La ministre du Travail s’est montrée déçue par le projet d’accord trouvé par les partenaires sociaux

La ministre du Travail s'est montrée déçue par le projet d'accord trouvé par les partenaires sociauxLa ministre du Travail s’est montrée déçue par le projet d’accord trouvé par les partenaires sociaux.
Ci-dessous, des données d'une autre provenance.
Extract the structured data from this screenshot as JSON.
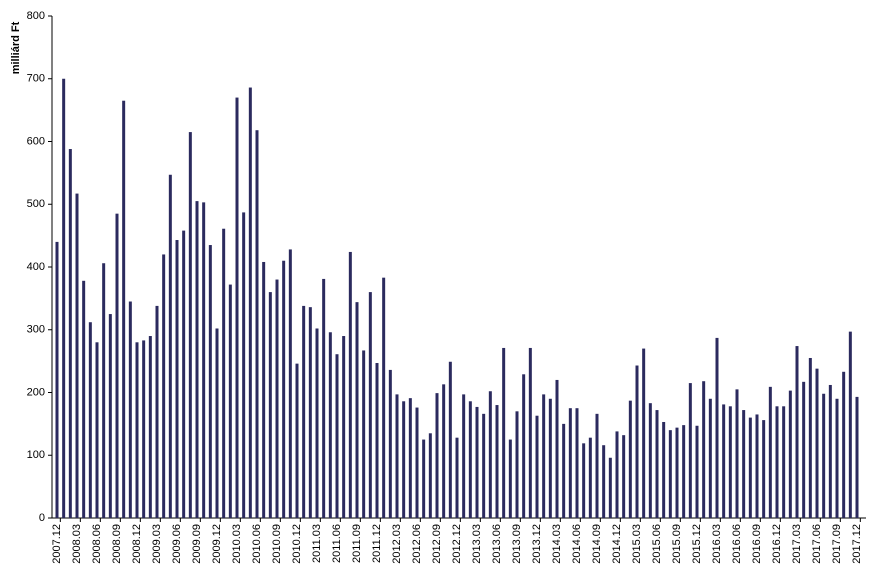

Elle a salué d’un côté «un vrai progrès» pour les droits à la formation des salariés mais a regretté que l’accord ne touche pas à «la complexité du système».

Sur leur compte personnel de formation (CPF), les salariés cumuleront 35 heures par an (au lieu de 24), dans la limite de 400 heures (au lieu de 150). Le compte des salariés non diplômés sera alimenté plus rapidement, à hauteur de 55 heures par an (au lieu de 48), dans la limite de 550 heures (au lieu de 400).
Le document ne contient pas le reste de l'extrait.